После ужина я собирался отвести ее в свою любимую пекарню. Когда-то я знавал там счастье — или, может, только видимость счастья. Мне хотелось посмотреть, изменилось ли это место, изменился ли я сам, смогу ли я, сев там с ней рядом за столик, искупить все эти былые любови, к которым я подбирался так близко, однако по недостатку смелости в последний миг упускал. Каждый раз подбирался совсем близко и каждый раз в самый ответственный момент показывал спину. Мы с Манфредом столько раз приходили сюда на кофе, особенно после кино, а до Манфреда мы приходили сюда с Мод — летними вечерами было очень жарко, мы останавливались выпить лимонада, вечер за вечером, радуясь, что мы вместе, — ничего крепче нам не хотелось. И, конечно же, с Хлоей, в те холодные дни на Ривингтон-стрит, много, очень много лет назад. Моя жизнь, моя настоящая жизнь пока даже и не начиналась, все это было лишь репетицией. Сегодня, перебирая в голове слова и чувства Джойса и испытывая утонченную жалость к самому себе, я понял: пришло время наконец-то двинуться на запад. А потом я вспомнил слова Блаженного Августина: «Sero te amavi! Поздно я тебя полюбил!»

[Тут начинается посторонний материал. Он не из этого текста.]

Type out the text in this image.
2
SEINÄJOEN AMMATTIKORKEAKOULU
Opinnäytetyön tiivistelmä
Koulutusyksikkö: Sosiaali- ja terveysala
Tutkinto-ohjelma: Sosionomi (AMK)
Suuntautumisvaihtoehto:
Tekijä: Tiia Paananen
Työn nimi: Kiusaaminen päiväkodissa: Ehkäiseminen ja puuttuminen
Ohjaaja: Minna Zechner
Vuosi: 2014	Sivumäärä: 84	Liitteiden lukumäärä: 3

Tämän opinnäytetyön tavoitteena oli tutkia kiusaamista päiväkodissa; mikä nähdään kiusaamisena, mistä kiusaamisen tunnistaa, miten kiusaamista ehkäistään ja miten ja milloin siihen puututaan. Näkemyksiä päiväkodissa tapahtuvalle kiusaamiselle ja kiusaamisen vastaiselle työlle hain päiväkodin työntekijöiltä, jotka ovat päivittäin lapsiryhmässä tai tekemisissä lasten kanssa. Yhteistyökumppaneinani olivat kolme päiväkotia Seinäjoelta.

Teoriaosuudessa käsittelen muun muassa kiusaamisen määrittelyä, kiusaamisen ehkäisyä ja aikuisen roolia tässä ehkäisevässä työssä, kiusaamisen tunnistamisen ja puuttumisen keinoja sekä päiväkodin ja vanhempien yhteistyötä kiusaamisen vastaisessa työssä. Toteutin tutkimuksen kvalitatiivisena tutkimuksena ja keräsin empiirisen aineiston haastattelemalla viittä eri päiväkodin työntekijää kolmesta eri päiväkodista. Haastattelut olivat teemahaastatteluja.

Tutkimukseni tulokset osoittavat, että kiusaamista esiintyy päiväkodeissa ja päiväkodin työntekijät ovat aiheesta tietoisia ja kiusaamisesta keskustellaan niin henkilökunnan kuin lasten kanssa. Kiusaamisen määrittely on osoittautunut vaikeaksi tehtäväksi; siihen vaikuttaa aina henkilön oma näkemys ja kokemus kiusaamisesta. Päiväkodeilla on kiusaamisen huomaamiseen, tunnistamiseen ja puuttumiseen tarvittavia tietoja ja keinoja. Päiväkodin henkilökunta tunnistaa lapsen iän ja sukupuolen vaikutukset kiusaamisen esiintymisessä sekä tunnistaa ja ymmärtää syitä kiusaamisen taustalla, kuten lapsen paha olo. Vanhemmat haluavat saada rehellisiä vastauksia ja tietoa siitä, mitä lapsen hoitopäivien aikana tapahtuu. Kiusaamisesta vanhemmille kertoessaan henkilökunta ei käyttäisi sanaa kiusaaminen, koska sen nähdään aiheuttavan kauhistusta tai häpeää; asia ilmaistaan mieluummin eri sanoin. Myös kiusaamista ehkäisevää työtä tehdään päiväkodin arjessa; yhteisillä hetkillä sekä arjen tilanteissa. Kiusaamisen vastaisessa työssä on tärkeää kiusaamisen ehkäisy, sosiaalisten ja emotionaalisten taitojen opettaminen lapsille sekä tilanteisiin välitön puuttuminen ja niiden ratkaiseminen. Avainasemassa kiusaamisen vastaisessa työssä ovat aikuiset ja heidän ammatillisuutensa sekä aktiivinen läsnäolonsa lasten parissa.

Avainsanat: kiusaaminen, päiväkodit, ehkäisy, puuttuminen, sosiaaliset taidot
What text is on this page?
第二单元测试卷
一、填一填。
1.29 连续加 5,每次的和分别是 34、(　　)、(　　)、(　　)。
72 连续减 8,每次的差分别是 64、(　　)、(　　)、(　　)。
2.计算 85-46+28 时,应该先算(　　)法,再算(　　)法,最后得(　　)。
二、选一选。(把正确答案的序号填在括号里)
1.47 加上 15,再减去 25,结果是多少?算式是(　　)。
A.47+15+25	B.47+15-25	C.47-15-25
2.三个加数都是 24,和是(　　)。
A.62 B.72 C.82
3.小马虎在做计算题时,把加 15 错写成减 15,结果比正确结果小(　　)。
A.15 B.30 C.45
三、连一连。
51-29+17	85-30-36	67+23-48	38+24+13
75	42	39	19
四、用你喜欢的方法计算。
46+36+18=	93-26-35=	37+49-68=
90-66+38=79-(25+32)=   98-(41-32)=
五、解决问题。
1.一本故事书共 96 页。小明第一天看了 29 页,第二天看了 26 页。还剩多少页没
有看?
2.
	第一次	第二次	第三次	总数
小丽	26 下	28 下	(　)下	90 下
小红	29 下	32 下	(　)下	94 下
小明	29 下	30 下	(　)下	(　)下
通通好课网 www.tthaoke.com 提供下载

И вот я возвращался домой по тем же самым улицам — то самое, что так страшило меня несколько часов назад, — припоминая, теперь уже — с кривой ухмылкой, что я ведь даже отрепетировал свою финальную реплику. Одно я опознал: что это путь домой. По нему я шел не впервые. Перед глазами встал вечер в отрочестве, когда после того, как мне до мучительности хотелось, чтобы некий мужчина раздел меня и заключил, обнаженного, в свои объятья, мне велели идти домой, — будь умницей и ступай домой, сказал он тогда, хотя мне казалось: вот он, мой дом, ты — мой дом, я хочу взрослеть рядом с тобой, хочу состариться рядом с тобой. «Я хочу жить с тобой» — вот что я должен был сказать много лет назад. То же самое я должен был сказать и сегодня.